In babies, the set of genetic variants determining body mass index (BMI, a measure of body fat) plays no part in adult obesity. But interestingly, some variants associated with adult obesity also affect weight in early childhood, suggesting that obesity may start at this early stage in development.
“GWAS on longitudinal growth traits reveals different genetic factors influencing infant, child, and adult BMI” was published in the journal Science Advances.
The way the body accumulates fat changes as we age, particularly in very early life. Generally, this follows a trend with three stages: first, up to the age of about 9 months, bodies accumulate more and more fat. This is called the “adiposity peak.” Then, until around 5 or 6 years of age, proportional body fat decreases, which is called the “adiposity rebound.”
After the adiposity rebound, bodies tend to gradually put on more fat until after puberty, typically plateauing in early adulthood.
However, whether specific genetic factors influence these changes at different stages of development is unknown.
Researchers analyzed data from more than 22,000 children of European ancestry. The data — mostly garnered in previous studies — included genetic variations and growth data (height, weight, etc.) between the ages of 2 weeks and 13 years.
The researchers compared genetic variants to the children’s BMI — a ratio of weight to height that can be used to estimate body fat composition — at three time points: infancy (at adiposity peak), early childhood (at adiposity rebound), and afterwards (broadly defined as adult BMI).
They identified dozens of genetic variants that were significantly associated with adult BMI, and many of these also significantly associated with BMI in early childhood.
“Our study shows that nearly 100 genetic variants which increase a person’s risk of obesity in adulthood seem to start taking effect at an important stage of childhood development, from the age of around four,” Marjo-Riitta Järvelin, MD, MSc, PhD, FFPM, a professor at Imperial College London and co-author of the new study, said in a university news story by Ryan O’Hare.
However, the genetic variants that were linked to BMI at adiposity peak were different from those in childhood or adulthood.
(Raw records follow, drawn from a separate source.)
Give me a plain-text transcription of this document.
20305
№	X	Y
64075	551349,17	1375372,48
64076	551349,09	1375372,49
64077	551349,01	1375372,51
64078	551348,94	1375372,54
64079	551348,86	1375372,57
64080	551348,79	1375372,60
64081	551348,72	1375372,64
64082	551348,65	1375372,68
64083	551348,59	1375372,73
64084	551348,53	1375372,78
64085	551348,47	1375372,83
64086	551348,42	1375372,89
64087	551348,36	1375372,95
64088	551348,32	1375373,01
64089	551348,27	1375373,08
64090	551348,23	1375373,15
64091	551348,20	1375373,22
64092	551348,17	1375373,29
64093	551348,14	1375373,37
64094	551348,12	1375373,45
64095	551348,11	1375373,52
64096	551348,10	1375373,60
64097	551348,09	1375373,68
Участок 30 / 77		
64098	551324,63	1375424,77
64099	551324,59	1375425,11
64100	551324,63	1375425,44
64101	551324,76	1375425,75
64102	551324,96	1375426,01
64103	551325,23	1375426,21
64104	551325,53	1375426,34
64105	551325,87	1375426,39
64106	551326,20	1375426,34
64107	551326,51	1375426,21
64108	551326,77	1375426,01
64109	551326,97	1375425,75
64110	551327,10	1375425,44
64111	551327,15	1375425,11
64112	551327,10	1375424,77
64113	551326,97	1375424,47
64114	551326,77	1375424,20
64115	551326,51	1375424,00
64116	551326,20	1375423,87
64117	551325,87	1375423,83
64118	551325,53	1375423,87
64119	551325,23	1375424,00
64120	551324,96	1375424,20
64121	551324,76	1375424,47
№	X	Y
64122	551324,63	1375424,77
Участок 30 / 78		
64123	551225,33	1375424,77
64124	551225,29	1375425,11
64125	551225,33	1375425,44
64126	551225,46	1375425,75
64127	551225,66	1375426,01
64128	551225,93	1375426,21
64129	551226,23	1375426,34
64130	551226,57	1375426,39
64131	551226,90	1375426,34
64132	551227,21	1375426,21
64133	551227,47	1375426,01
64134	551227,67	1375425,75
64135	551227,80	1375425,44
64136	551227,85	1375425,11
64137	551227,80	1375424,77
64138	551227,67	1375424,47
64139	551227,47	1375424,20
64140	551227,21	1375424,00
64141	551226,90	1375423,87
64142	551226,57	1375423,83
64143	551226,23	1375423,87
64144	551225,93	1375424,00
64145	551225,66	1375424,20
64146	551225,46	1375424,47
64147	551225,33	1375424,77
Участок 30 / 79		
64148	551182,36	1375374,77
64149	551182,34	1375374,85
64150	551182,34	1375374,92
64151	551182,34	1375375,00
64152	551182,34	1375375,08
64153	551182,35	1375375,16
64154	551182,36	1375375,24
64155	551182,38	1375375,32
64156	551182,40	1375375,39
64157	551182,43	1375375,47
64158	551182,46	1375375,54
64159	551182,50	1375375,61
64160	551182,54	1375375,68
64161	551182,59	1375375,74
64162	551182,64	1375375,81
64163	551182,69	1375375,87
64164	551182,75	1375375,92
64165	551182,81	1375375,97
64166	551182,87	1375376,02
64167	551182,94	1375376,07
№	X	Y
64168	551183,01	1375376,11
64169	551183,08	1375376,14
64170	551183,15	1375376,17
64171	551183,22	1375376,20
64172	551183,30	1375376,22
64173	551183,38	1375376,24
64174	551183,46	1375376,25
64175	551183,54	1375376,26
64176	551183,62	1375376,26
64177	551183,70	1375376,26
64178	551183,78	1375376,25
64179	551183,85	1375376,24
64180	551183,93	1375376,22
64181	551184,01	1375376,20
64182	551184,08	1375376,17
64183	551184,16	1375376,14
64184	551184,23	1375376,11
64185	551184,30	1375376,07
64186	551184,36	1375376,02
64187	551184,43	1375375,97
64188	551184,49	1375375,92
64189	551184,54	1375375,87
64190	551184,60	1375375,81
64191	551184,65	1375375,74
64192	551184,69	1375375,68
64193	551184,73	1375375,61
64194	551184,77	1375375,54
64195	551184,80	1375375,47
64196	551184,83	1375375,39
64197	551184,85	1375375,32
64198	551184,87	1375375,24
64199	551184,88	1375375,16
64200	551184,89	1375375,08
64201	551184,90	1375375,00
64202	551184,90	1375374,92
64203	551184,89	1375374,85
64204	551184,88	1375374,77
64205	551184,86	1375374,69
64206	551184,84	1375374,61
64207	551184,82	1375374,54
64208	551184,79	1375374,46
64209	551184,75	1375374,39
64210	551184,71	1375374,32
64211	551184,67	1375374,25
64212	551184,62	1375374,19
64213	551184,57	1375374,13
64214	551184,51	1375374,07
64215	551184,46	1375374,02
For instance, a variation (called rs9436303) in the gene that codes for leptin, an appetite-regulating hormone, explained about 0.3% of BMI variance in infancy — but this variant wasn’t significantly associated with BMI at adiposity rebound or adult BMI.
This finding, Järvelin said, “suggests there are distinct biological processes driving BMI in infancy compared to later in childhood and into adulthood.”
Broadly, these findings suggest that genetic predispositions toward obesity start having an impact fairly early in life, if not right out of the womb. This, in turn, suggests that early childhood — around the time of adiposity rebound — may be a critical time for interventions aimed at preventing obesity in those with a strong genetic risk.
“We have shown that the origins of adult obesity lie in early childhood, and that there are clear windows across the life course which should be better considered in obesity prevention,” Järvelin said.